High-pressure phase relations and thermodynamic properties of hexagonal aluminous phase and calcium-ferrite phase in the systems NaAlSiO4–MgAl2O4 and CaAl2O4–MgAl2O4

Phase relations in the system NaAlSiO4–MgAl2O4 were determined at 11–30 GPa at 1273–1873 K, using multianvil apparatus. At 1873 K, calcium-ferrite solid solution in the compositional range of (1 − x)NaAlSiO4·xMgAl2O4 (0 ≤ x ≤ 0.3) is formed above 17 GPa, and hexagonal aluminous phase is stable in the compositional range of 0.5 ≤ x ≤ 0.7 above 13.5 GPa. The hexagonal aluminous phase becomes nonstoichiometric with increasing MgAl2O4 component from x = 0.5 due to substitution mechanisms involving cation vacancy. In the composition of 0.3 ≤ x ≤ 0.5, Na-rich calcium-ferrite and Mg-rich hexagonal aluminous phase coexist. In 50%NaAlSiO450%MgAl2O4 composition (mol%), MgAl2O4 spinel + NaAlSi2O6 jadeite + α-NaAlO2 reacts to form a single hexagonal phase (see Reaction (1)) at 13–14 GPa at 1273–1873 K. In 67%MgAl2O433%CaAl2O4 composition, MgAl2O4 spinel + CaAl2O4 calcium ferrite changes to a single hexagonal phase (see Reaction (2)) at 13–14 GPa at 1273–1673 K. The two hexagonal phases of Na0.5Mg0.5Al1.5Si0.5O4 and Mg0.67Ca0.33Al2O4 are stable up to at least 30 GPa at 1873 K. By high-temperature drop-solution calorimetry, enthalpies at 298 K of Reactions (1) and (2) to form hexagonal phases were obtained to be 54.6 ± 1.6 and 36.8 ± 2.3 kJ/mol, respectively. Isobaric heat capacities (Cp) and entropies (S°298) of hexagonal phases of Na0.5Mg0.5Al1.5Si0.5O4 and Mg0.67Ca0.33Al2O4 were calculated by Kieffer models, based on Raman spectra and Cp measured by a differential scanning calorimeter. The calculated S°298 of hexagonal phases of Na0.5Mg0.5Al1.5Si0.5O4 and Mg0.67Ca0.33Al2O4 are 86.7 and 88.0 J/(mol K), respectively.
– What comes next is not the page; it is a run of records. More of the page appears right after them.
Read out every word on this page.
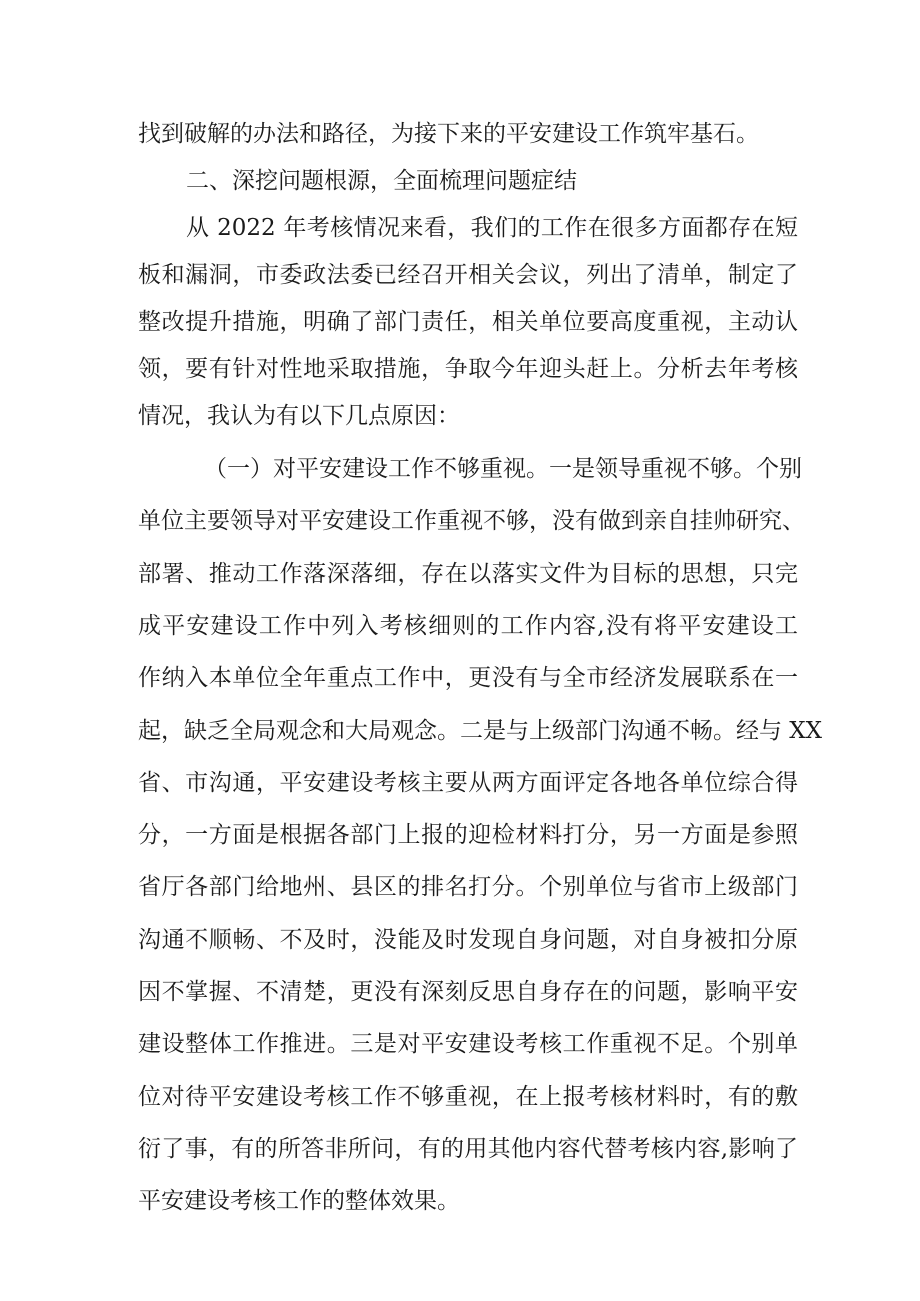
找到破解的办法和路径，为接下来的平安建设工作筑牢基石。
二、深挖问题根源，全面梳理问题症结
从 2022 年考核情况来看，我们的工作在很多方面都存在短
板和漏洞，市委政法委已经召开相关会议，列出了清单，制定了
整改提升措施，明确了部门责任，相关单位要高度重视，主动认
领，要有针对性地采取措施，争取今年迎头赶上。分析去年考核
情况，我认为有以下几点原因：
（一）对平安建设工作不够重视。一是领导重视不够。个别
单位主要领导对平安建设工作重视不够，没有做到亲自挂帅研究、
部署、推动工作落深落细，存在以落实文件为目标的思想，只完
成平安建设工作中列入考核细则的工作内容,没有将平安建设工
作纳入本单位全年重点工作中，更没有与全市经济发展联系在一
起，缺乏全局观念和大局观念。二是与上级部门沟通不畅。经与 XX
省、市沟通，平安建设考核主要从两方面评定各地各单位综合得
分，一方面是根据各部门上报的迎检材料打分，另一方面是参照
省厅各部门给地州、县区的排名打分。个别单位与省市上级部门
沟通不顺畅、不及时，没能及时发现自身问题，对自身被扣分原
因不掌握、不清楚，更没有深刻反思自身存在的问题，影响平安
建设整体工作推进。三是对平安建设考核工作重视不足。个别单
位对待平安建设考核工作不够重视，在上报考核材料时，有的敷
衍了事，有的所答非所问，有的用其他内容代替考核内容,影响了
平安建设考核工作的整体效果。
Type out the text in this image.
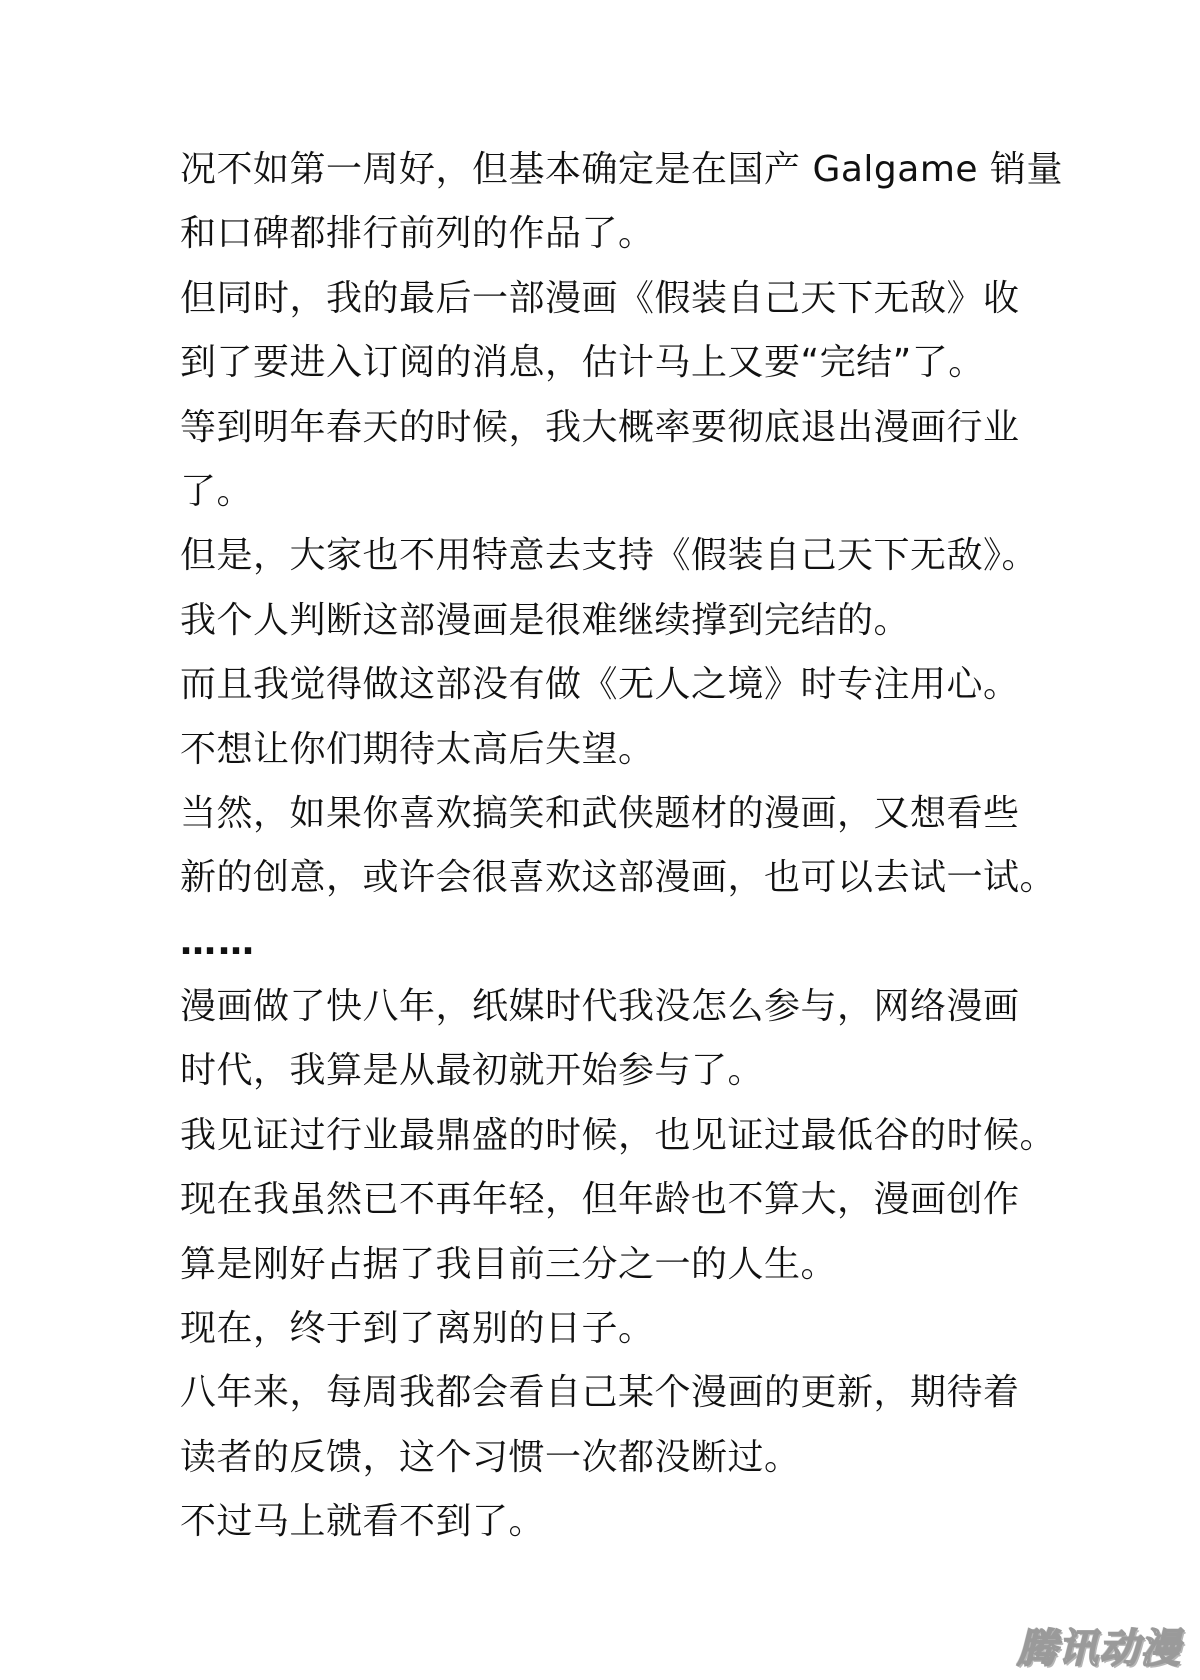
况不如第一周好，但基本确定是在国产 Galgame 销量
和口碑都排行前列的作品了。
但同时，我的最后一部漫画《假装自己天下无敌》收
到了要进入订阅的消息，估计马上又要“完结”了。
等到明年春天的时候，我大概率要彻底退出漫画行业
了。
但是，大家也不用特意去支持《假装自己天下无敌》。
我个人判断这部漫画是很难继续撑到完结的。
而且我觉得做这部没有做《无人之境》时专注用心。
不想让你们期待太高后失望。
当然，如果你喜欢搞笑和武侠题材的漫画，又想看些
新的创意，或许会很喜欢这部漫画，也可以去试一试。
……
漫画做了快八年，纸媒时代我没怎么参与，网络漫画
时代，我算是从最初就开始参与了。
我见证过行业最鼎盛的时候，也见证过最低谷的时候。
现在我虽然已不再年轻，但年龄也不算大，漫画创作
算是刚好占据了我目前三分之一的人生。
现在，终于到了离别的日子。
八年来，每周我都会看自己某个漫画的更新，期待着
读者的反馈，这个习惯一次都没断过。
不过马上就看不到了。
腾讯动漫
Using the above enthalpies and entropies, P–T boundaries for formation of Na0.5Mg0.5Al1.5Si0.5O4 and Mg0.67Ca0.33Al2O4 hexagonal phases from the low-pressure phase assemblages were calculated. The calculated boundaries are generally consistent with high-pressure experimental data within the errors. The measured enthalpies and molar volumes suggest that hexagonal phase of Na0.5Mg0.5Al1.5Si0.5O4 would transform to calcium ferrite at pressure in the upper half of the lower mantle.